Für die Umsetzung des Tauschangebots ist eine Kapitalerhöhung bei UniCredit erforderlich. Eine außerordentliche Hauptversammlung soll dazu spätestens am 4. Mai 2026 einberufen werden. Der Vollzug der Transaktion steht unter dem Vorbehalt kartell- und investitionskontrollrechtlicher Freigaben sowie der Zustimmung der Europäischen Zentralbank und der BaFin. Die genauen Angebotsbedingungen werden in der noch zu veröffentlichenden Angebotsunterlage spezifiziert.

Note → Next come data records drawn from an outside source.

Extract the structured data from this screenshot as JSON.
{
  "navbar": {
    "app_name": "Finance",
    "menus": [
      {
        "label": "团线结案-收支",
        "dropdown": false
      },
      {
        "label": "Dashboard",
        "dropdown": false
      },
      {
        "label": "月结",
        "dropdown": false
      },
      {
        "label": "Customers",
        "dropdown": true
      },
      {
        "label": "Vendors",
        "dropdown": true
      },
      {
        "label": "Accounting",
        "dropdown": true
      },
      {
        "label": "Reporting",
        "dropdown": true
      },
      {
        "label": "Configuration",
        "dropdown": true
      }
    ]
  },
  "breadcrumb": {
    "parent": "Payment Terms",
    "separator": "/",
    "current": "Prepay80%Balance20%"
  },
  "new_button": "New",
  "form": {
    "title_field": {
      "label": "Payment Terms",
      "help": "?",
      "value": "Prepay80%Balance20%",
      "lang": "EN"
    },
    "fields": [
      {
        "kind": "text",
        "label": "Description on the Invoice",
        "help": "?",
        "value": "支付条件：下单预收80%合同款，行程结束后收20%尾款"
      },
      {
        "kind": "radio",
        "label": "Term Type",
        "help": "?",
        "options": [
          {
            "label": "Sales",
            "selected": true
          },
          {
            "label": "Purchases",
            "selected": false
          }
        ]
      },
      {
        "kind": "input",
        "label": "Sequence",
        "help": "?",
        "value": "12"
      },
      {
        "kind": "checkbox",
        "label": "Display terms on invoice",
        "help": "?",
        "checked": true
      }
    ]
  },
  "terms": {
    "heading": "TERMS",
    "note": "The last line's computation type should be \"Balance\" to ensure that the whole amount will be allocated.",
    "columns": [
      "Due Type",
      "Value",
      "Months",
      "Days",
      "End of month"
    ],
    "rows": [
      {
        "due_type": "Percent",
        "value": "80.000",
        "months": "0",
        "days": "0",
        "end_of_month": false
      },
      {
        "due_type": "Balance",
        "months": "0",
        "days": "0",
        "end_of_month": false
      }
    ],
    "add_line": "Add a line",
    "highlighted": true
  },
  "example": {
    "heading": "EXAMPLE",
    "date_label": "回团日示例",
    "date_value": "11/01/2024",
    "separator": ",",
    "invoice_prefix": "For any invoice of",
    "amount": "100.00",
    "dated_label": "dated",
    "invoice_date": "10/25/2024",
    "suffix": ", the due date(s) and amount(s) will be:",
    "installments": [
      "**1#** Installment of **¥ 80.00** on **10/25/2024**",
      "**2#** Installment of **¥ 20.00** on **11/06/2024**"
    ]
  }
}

Dass das Angebot des Aktientausches große Begeisterung bei Investoren auslöst, ist angesichts der Konditionen aber unwahrscheinlich. Am Markt wird die Offerte als strategisch guter Schachzug des italienischen Finanzriesen im seit längerem andauernden Übernahmepoker bewertet, der den deutschen Bankkonzern zu Verhandlungen bringen könnte. UniCredit nutzt dabei die zuletzt schwächeren Commerzbank-Kurse aus. Nach einem zwischenzeitlichen Kurssprung im heutigen Handel auf 32,35 Euro notiert der Aktienkurs des DAX-Konzerns wieder deutlich unter Tageshoch. Für die Commerzbank Aktie werden aktuell 30,84 Euro gezahlt, ein Plus von 4,12 Prozent. 2025 hatte der Titel in der Spitze mehr als 38 Euro erreicht.